Consider the set S of polynomials f in R[x] such that, for some
nonempty intervals I,J of R, the set Q /\ J is a subset of
f(Q /\ I).

As Ken Pledger showed, if f is in S, f must have rational
coefficients, that is, f must be an element of Q[x].

It's clear that every element of S have must have degree at
least 1.

It's also clear that every element of Q[x] of degree 1 is in S.

Moreover, if A,B in Q[x] are of degree 1, and f is in S, then
(A o f o B) is in S.

Claim all elements of S have degree exactly 1.

Suppose otherwise, that is, suppose there exists f in S such
that deg(f) = n, where n > 1.

We proceed to transform f by a series of steps, where at each
step, a new polynomial is obtained as a composition (sometimes
on the left, sometimes on the right) of the previous polynomial
with a polynomial in Q[x] of degree 1. Each new polynomial is
still in S and the degree of each polynomial is still equal to
n. The coefficients get progressively "better" in a sense that
will become clear later.

Let c_0 be the constant term of f, and let d be the lcm of the
nonzero coefficients of f.

Let g(x) = A o B o f where B(x) = d*x and A(x) = x - d*(c_0)

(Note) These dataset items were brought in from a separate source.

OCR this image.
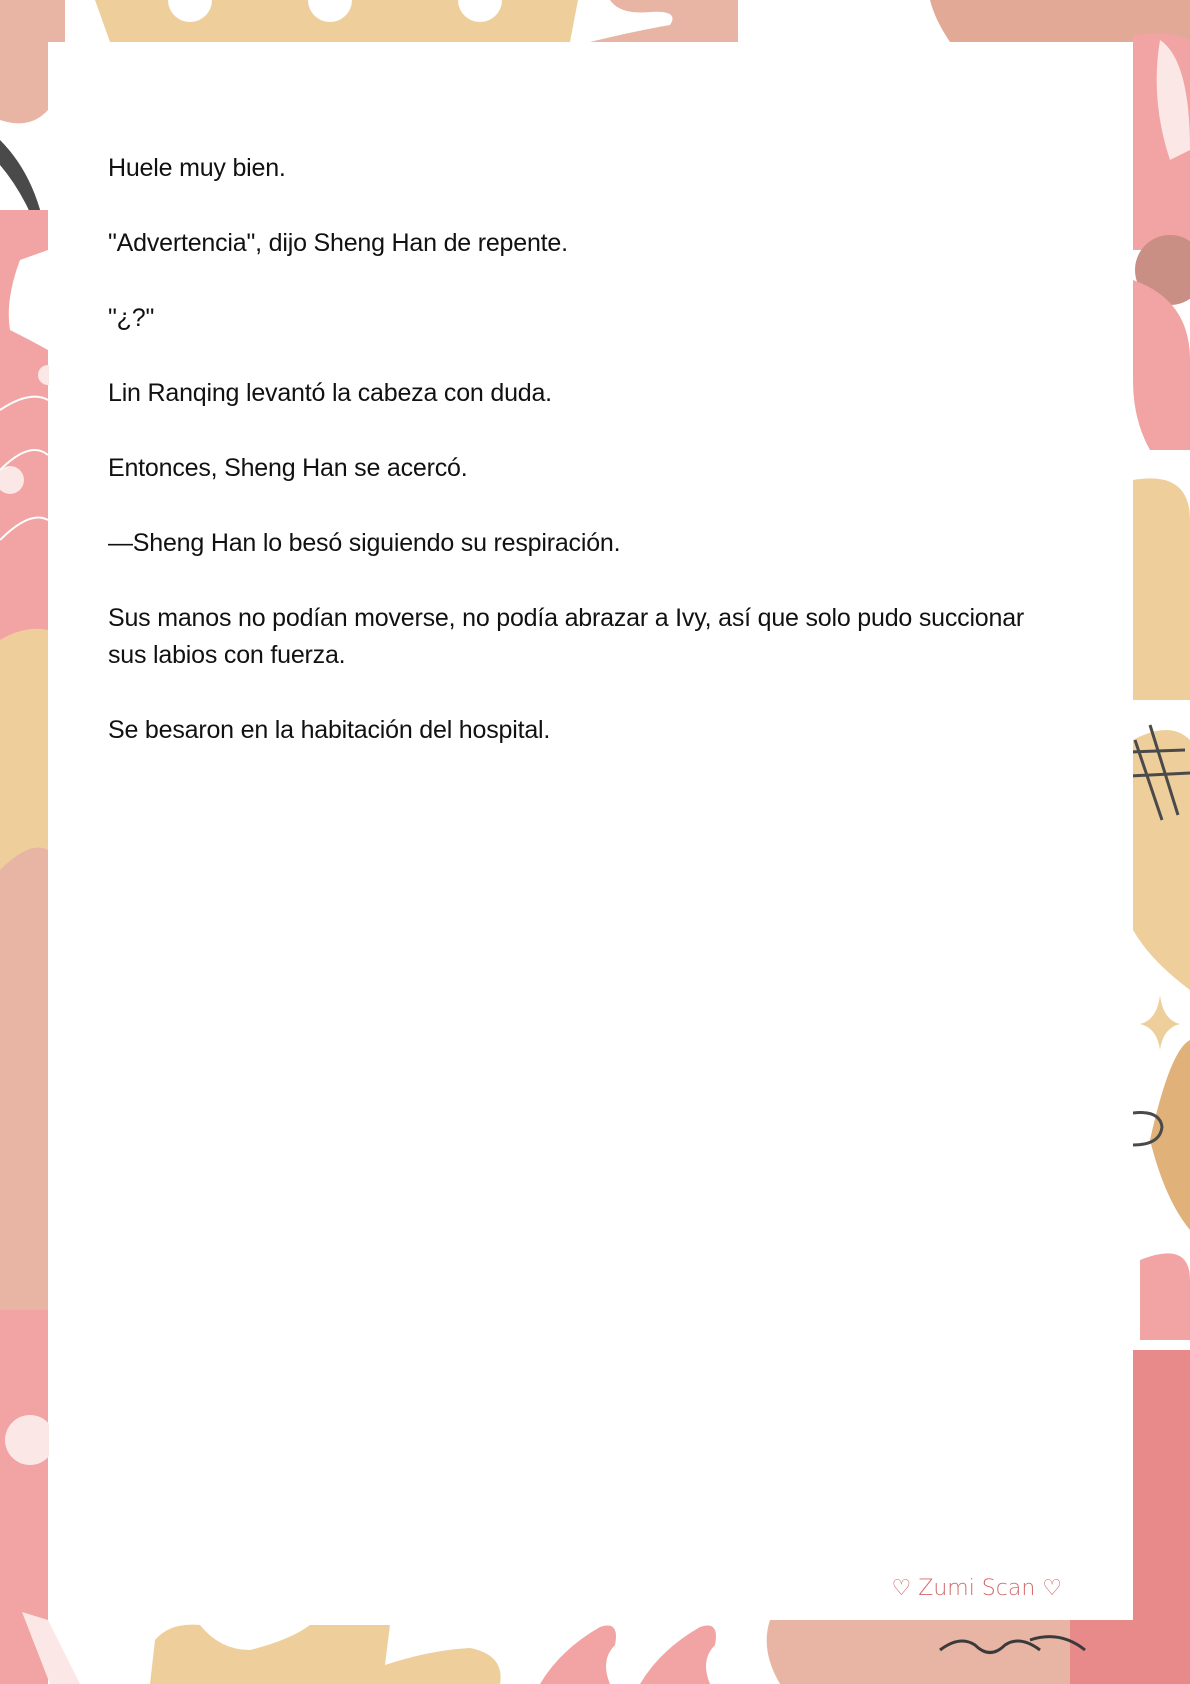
Huele muy bien.

"Advertencia", dijo Sheng Han de repente.

"¿?"

Lin Ranqing levantó la cabeza con duda.

Entonces, Sheng Han se acercó.

—Sheng Han lo besó siguiendo su respiración.

Sus manos no podían moverse, no podía abrazar a Ivy, así que solo pudo succionar sus labios con fuerza.

Se besaron en la habitación del hospital.

♡ Zumi Scan ♡
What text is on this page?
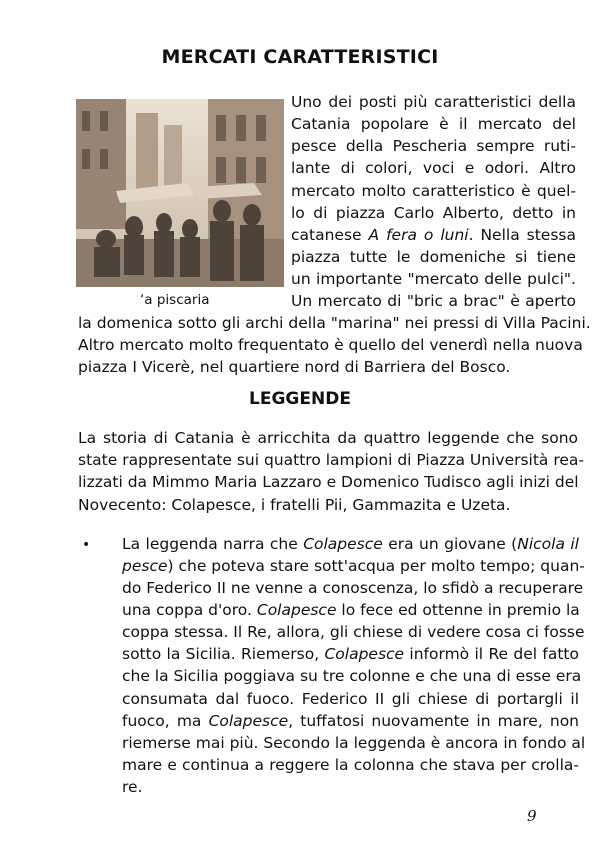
MERCATI CARATTERISTICI
‘a piscaria
Uno dei posti più caratteristici della
Catania popolare è il mercato del
pesce della Pescheria sempre ruti-
lante di colori, voci e odori. Altro
mercato molto caratteristico è quel-
lo di piazza Carlo Alberto, detto in
catanese A fera o luni. Nella stessa
piazza tutte le domeniche si tiene
un importante "mercato delle pulci".
Un mercato di "bric a brac" è aperto
la domenica sotto gli archi della "marina" nei pressi di Villa Pacini.
Altro mercato molto frequentato è quello del venerdì nella nuova
piazza I Vicerè, nel quartiere nord di Barriera del Bosco.
LEGGENDE
La storia di Catania è arricchita da quattro leggende che sono
state rappresentate sui quattro lampioni di Piazza Università rea-
lizzati da Mimmo Maria Lazzaro e Domenico Tudisco agli inizi del
Novecento: Colapesce, i fratelli Pii, Gammazita e Uzeta.
• La leggenda narra che Colapesce era un giovane (Nicola il
pesce) che poteva stare sott'acqua per molto tempo; quan-
do Federico II ne venne a conoscenza, lo sfidò a recuperare
una coppa d'oro. Colapesce lo fece ed ottenne in premio la
coppa stessa. Il Re, allora, gli chiese di vedere cosa ci fosse
sotto la Sicilia. Riemerso, Colapesce informò il Re del fatto
che la Sicilia poggiava su tre colonne e che una di esse era
consumata dal fuoco. Federico II gli chiese di portargli il
fuoco, ma Colapesce, tuffatosi nuovamente in mare, non
riemerse mai più. Secondo la leggenda è ancora in fondo al
mare e continua a reggere la colonna che stava per crolla-
re.
9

Then g is in S, still with degree n, but g has integer
coefficients and zero constant term.

Next, let p be a prime which does not divide the leading
coefficient of g.

Let h(x) = C o g o D where C(x) = (p^n)*x and D(x) = x/p.

Then h is in S, still with degree n, still with integer
coefficients, still with zero constant term, but in addition,
all coefficients of h are multiples of p, except for the
leading coefficient which is not a multiple of p.

Since h is in S, there exist nonempty intervals I,J of R such
that the set Q /\ J is a subset of h(Q /\ I).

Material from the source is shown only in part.